Topic: Society

Major League Baseball Owners
(April 2006)

We live in an age of euphemisms, or as the Scoreboard prefers to call them, "cover phrases"--- rhetorical deceits that make harsh reality sound less forbidding or like something else entirely. The current popular cover phrase is "undocumented immigrants," avoiding that harsh but absolutely accurate word "illegal." "Undocumented" makes it sound as if the immigrants who eluded the Border Patrol just misplaced their library cards or were the innocent victims of a clerical error, and shame on any news organ that is so craven as to use the term. Now Major League Baseball teams are using a new cover phrase that is absolutely intended to deceive consumers, though a consumer would have to be a pretty dim bulb not to see what's going on.

You see, baseball teams in Denver, Toronto, and Oakland have begun the practice of closing off thousands of seats in the pursuit of "intimacy"…that charming feeling of involvement experienced by spectators at cramped old ballparks like Fenway and Wrigley, where fans are packed in like sardines and nobody can feel their legs after the fourth inning.

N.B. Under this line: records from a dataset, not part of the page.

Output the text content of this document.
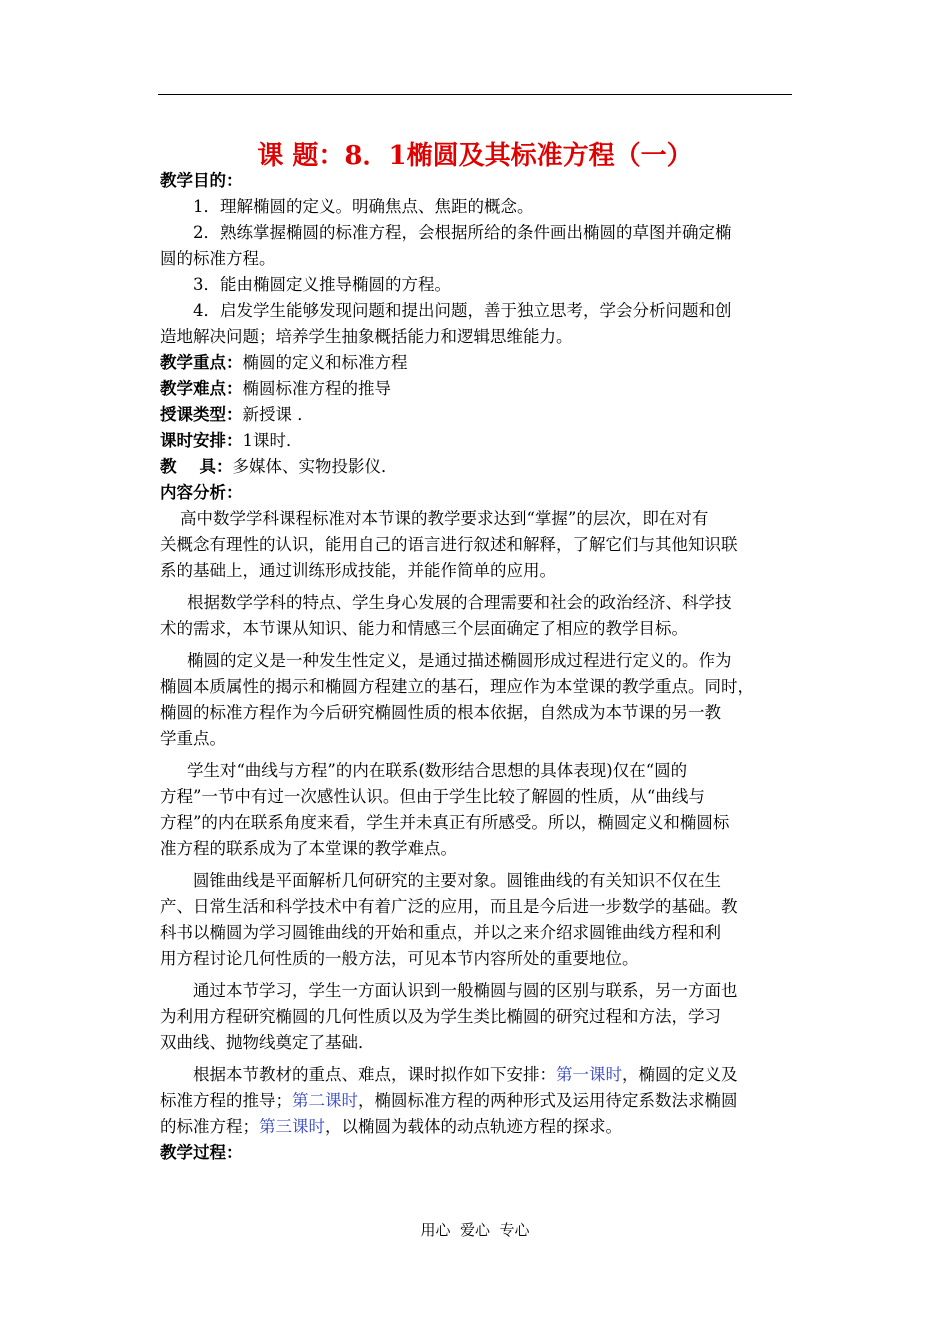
课 题：8．1椭圆及其标准方程（一）
教学目的：
1．理解椭圆的定义。明确焦点、焦距的概念。
2．熟练掌握椭圆的标准方程，会根据所给的条件画出椭圆的草图并确定椭
圆的标准方程。
3．能由椭圆定义推导椭圆的方程。
4．启发学生能够发现问题和提出问题，善于独立思考，学会分析问题和创
造地解决问题；培养学生抽象概括能力和逻辑思维能力。
教学重点：椭圆的定义和标准方程
教学难点：椭圆标准方程的推导
授课类型：新授课 ．
课时安排：1课时．
教    具：多媒体、实物投影仪．
内容分析：
高中数学学科课程标准对本节课的教学要求达到“掌握”的层次，即在对有
关概念有理性的认识，能用自己的语言进行叙述和解释，了解它们与其他知识联
系的基础上，通过训练形成技能，并能作简单的应用。
根据数学学科的特点、学生身心发展的合理需要和社会的政治经济、科学技
术的需求，本节课从知识、能力和情感三个层面确定了相应的教学目标。
椭圆的定义是一种发生性定义，是通过描述椭圆形成过程进行定义的。作为
椭圆本质属性的揭示和椭圆方程建立的基石，理应作为本堂课的教学重点。同时，
椭圆的标准方程作为今后研究椭圆性质的根本依据，自然成为本节课的另一教
学重点。
学生对“曲线与方程”的内在联系(数形结合思想的具体表现)仅在“圆的
方程”一节中有过一次感性认识。但由于学生比较了解圆的性质，从“曲线与
方程”的内在联系角度来看，学生并未真正有所感受。所以，椭圆定义和椭圆标
准方程的联系成为了本堂课的教学难点。
圆锥曲线是平面解析几何研究的主要对象。圆锥曲线的有关知识不仅在生
产、日常生活和科学技术中有着广泛的应用，而且是今后进一步数学的基础。教
科书以椭圆为学习圆锥曲线的开始和重点，并以之来介绍求圆锥曲线方程和利
用方程讨论几何性质的一般方法，可见本节内容所处的重要地位。
通过本节学习，学生一方面认识到一般椭圆与圆的区别与联系，另一方面也
为利用方程研究椭圆的几何性质以及为学生类比椭圆的研究过程和方法，学习
双曲线、抛物线奠定了基础．
根据本节教材的重点、难点，课时拟作如下安排：第一课时，椭圆的定义及
标准方程的推导；第二课时，椭圆标准方程的两种形式及运用待定系数法求椭圆
的标准方程；第三课时，以椭圆为载体的动点轨迹方程的探求。
教学过程：
用心  爱心  专心
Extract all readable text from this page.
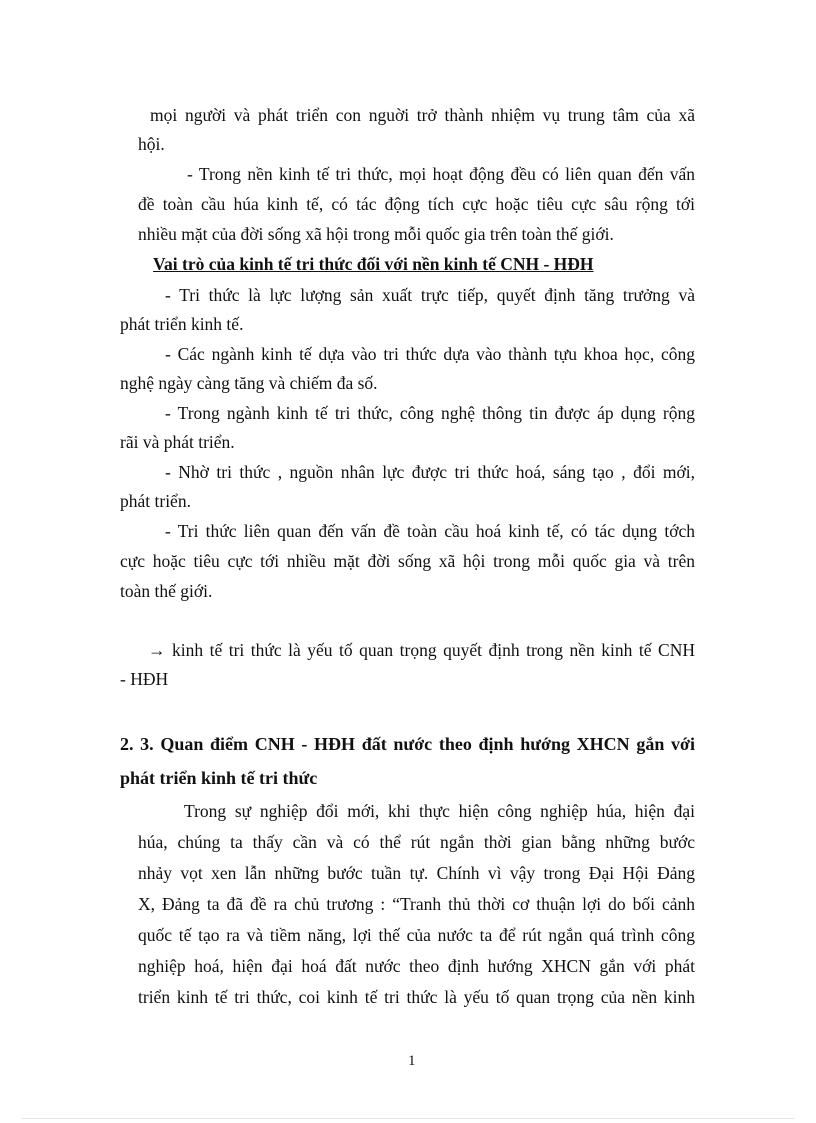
mọi người và phát triển con nguời trở thành nhiệm vụ trung tâm của xã
hội.
- Trong nền kinh tế tri thức, mọi hoạt động đều có liên quan đến vấn
đề toàn cầu húa kinh tế, có tác động tích cực hoặc tiêu cực sâu rộng tới
nhiều mặt của đời sống xã hội trong mỗi quốc gia trên toàn thế giới.
Vai trò của kinh tế tri thức đối với nền kinh tế CNH - HĐH
- Tri thức là lực lượng sản xuất trực tiếp, quyết định tăng trưởng và
phát triển kinh tế.
- Các ngành kinh tế dựa vào tri thức dựa vào thành tựu khoa học, công
nghệ ngày càng tăng và chiếm đa số.
- Trong ngành kinh tế tri thức, công nghệ thông tin được áp dụng rộng
rãi và phát triển.
- Nhờ tri thức , nguồn nhân lực được tri thức hoá, sáng tạo , đổi mới,
phát triển.
- Tri thức liên quan đến vấn đề toàn cầu hoá kinh tế, có tác dụng tớch
cực hoặc tiêu cực tới nhiều mặt đời sống xã hội trong mỗi quốc gia và trên
toàn thế giới.
→ kinh tế tri thức là yếu tố quan trọng quyết định trong nền kinh tế CNH
- HĐH
2. 3. Quan điểm CNH - HĐH đất nước theo định hướng XHCN gắn với
phát triển kinh tế tri thức
Trong sự nghiệp đổi mới, khi thực hiện công nghiệp húa, hiện đại
húa, chúng ta thấy cần và có thể rút ngắn thời gian bằng những bước
nhảy vọt xen lẫn những bước tuần tự. Chính vì vậy trong Đại Hội Đảng
X, Đảng ta đã đề ra chủ trương : “Tranh thủ thời cơ thuận lợi do bối cảnh
quốc tế tạo ra và tiềm năng, lợi thế của nước ta để rút ngắn quá trình công
nghiệp hoá, hiện đại hoá đất nước theo định hướng XHCN gắn với phát
triển kinh tế tri thức, coi kinh tế tri thức là yếu tố quan trọng của nền kinh
1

But the clubs' actions have nothing to do with intimacy and everything to do with pushing ticket buyers into the more expensive seats. It is always the cheap seats that get roped off, after all…gee, I wonder why that is? Could it be that when a large ball park is not selling all its seats, and a team's fans know they can show up five minutes before game time and get into the bleachers, it is in a team's financial interests to make tickets scarce? You betcha!

There's nothing unethical about this practice, of course. The teams can charge what they want and put on sale as many or as few tickets available as they choose. That's capitalism, and Adam Smith would put down his hot dog and applaud it. In the Scoreboard's humble view, baseball teams would be smarter to increase the number of cheap seats so families could afford to bring their children to the games without having to take out a second mortgage. If a kid isn't a baseball fan by the time he or she is eleven, it's probably a lost cause, at least until the kid hits 65. But the issue isn't sales tactics; it's lying.

If all seats cost exactly the same, then cutting off the distant seats would indeed promote intimacy, and nothing else. The seats don't cost the same, however, and eliminating cheap seats drives up the average cost of tickets. The baseball owners are eliminating seats for the same reason they do absolutely everything else…inter-league play, more play-off teams, night games, domes, luxury boxes, no double-headers, ignoring steroids, testing for steroids…to make as much money as possible. Issuing press releases that use cover phrases like "promoting intimacy" to disguise a commercial tactic that is enshrined in Economics 101 as classic demand and price manipulation is not just dishonest…it's insulting that they would expect to be believed.